Le brillant technocrate supervise l’ensemble. Il utilise ses dons d’orateur, son sens des contacts pour exalter les écoliers et les lycéens en leur communiquant son enthousiasme.
Une visite de Georges Lamirand est prévue à Saint-Brieuc, le 19 juin 1941, au cinéma le Splendide. Les élèves encadrés de leurs professeurs, doivent assister à sa conférence, sur le thème de la Révolution nationale.
Mathilde Le Moal :
« Tous les établissements scolaires, publics et privés, de Saint-Brieuc sont priés de faire accompagner les élèves au cinéma le Splendide, le 19 juin, afin d’écouter le secrétaire général à la jeunesse, Georges Lamirand. Des policiers en civil sont postés partout. On commence à nous faire chanter pour connaître notre état d’esprit. Un animateur, de la suite de Lamirand, arrive sur scène et, pour mettre de l’ambiance, entonne un chant :
Petits oiseaux, zeaux, zeaux
Qui mangez du crottin, tin, tin
Petits oiseaux, zeaux, zeaux
Ne vous envolez pas, pas
Petits oiseaux, zeaux, zeaux
Si vous vous envolez, lez, lez
Petits oiseaux, zeaux, zeaux
Le crottin restera, ra, ra…
Renée et Charles Le Goïc, responsables des Eclaireurs de France, mouvement alors clandestin, sont horrifiés par une telle indigence !

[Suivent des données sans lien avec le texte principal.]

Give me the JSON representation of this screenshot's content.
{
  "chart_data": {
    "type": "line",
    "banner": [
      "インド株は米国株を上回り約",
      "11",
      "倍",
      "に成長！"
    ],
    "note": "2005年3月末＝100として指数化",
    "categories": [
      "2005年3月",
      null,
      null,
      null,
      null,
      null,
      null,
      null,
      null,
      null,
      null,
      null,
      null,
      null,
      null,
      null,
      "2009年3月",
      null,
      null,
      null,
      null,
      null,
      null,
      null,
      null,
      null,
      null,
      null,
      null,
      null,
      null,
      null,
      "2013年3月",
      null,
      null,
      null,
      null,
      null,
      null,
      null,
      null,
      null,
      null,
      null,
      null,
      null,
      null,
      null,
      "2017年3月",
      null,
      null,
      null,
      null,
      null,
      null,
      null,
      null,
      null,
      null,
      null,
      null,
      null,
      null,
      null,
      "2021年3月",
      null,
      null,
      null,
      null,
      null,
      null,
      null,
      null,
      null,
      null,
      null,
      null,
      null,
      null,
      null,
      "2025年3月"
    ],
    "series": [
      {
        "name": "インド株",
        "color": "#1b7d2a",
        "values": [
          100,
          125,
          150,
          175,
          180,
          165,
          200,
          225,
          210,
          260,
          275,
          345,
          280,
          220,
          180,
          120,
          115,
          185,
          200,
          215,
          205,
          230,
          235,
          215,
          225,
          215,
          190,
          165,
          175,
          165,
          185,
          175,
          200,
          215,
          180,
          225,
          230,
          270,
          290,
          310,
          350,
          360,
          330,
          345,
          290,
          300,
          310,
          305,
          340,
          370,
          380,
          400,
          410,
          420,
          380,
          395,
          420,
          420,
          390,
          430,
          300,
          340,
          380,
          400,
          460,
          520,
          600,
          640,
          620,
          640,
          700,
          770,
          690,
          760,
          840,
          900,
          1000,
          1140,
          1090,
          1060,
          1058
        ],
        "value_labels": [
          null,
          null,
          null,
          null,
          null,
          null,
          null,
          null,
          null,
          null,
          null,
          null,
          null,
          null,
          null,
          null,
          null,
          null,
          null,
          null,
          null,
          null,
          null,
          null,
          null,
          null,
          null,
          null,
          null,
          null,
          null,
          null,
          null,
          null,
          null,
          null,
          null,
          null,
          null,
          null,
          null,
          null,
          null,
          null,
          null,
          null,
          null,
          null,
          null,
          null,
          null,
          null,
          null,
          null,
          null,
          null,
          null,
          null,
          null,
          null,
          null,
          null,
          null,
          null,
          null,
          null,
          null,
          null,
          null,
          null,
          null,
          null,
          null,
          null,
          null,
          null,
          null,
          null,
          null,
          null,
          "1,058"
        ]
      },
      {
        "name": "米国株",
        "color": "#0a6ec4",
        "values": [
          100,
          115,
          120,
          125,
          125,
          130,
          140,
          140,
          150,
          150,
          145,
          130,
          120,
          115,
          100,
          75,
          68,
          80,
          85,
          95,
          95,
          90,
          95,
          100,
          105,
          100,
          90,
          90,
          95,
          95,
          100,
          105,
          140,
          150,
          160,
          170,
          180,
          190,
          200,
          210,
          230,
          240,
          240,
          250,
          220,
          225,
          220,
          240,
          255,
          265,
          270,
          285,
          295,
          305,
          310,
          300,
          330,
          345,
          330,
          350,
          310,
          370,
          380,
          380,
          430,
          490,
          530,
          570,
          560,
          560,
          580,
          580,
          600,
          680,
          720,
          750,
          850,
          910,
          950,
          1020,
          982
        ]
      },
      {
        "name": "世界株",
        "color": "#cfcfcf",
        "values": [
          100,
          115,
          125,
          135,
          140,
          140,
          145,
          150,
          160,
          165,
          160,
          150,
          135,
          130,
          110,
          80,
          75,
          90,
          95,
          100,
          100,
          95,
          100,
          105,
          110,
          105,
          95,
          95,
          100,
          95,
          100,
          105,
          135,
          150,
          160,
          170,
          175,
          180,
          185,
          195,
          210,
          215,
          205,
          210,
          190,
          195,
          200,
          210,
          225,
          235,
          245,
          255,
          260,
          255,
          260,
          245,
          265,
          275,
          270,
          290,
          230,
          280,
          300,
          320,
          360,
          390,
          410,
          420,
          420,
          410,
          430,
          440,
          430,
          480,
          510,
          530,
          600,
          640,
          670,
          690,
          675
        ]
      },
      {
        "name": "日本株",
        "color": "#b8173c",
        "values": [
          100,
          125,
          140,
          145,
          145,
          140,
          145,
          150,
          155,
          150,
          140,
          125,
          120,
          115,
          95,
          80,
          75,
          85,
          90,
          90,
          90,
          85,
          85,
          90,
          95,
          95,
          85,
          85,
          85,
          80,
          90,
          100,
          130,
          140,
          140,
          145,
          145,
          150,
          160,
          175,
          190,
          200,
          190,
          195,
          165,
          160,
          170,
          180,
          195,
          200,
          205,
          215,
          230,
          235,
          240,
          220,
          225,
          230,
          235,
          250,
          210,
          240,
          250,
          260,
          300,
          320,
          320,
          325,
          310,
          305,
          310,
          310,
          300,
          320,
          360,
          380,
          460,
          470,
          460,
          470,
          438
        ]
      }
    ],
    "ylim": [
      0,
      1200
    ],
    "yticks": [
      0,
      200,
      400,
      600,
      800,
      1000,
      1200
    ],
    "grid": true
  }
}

Cette malheureuse initiative de « l’animateur » va déclencher un indescriptible « chahut ». Des trois niveaux du Splendide vont jaillir, sans la moindre interruption, des : zeaux, zeaux… des tin, tin… des pas, pas… des lez, lez… des ra, ra, accompagnés de sifflets, de réflexions, de hurlements. Chez les officiels, souffle un vent de panique, car, malgré leurs tentatives successives, ni le surveillant général, ni le censeur, ni le proviseur ne parvient à rétablir le silence.
Lamirand en personne apparaît en désespoir de cause. Il demande à la salle de crier « Vive le Maréchal ». Sous les sifflets de ses « invités », la réponse lui revient, cinglante : « Vive la France ! » Alors des projectiles de toutes sortes, dont des morceaux du flocage des murs, atterrissent sur la scène même… Le chahut est à son comble… La visite du secrétaire à la Jeunesse tourne court. Il ne peut faire son discours ! Il n’a plus qu’à repartir ! Ce qu’il fait ! »
Source : Association des anciens élèves du Lycée Anatole Le Braz Saint-Brieuc, Ouvrage collectif, DE LA NUIT A L’AURORE, Des lycéens dans la guerre, 1939-1945, Les Presses Bretonnes, 1996, p. 123-124.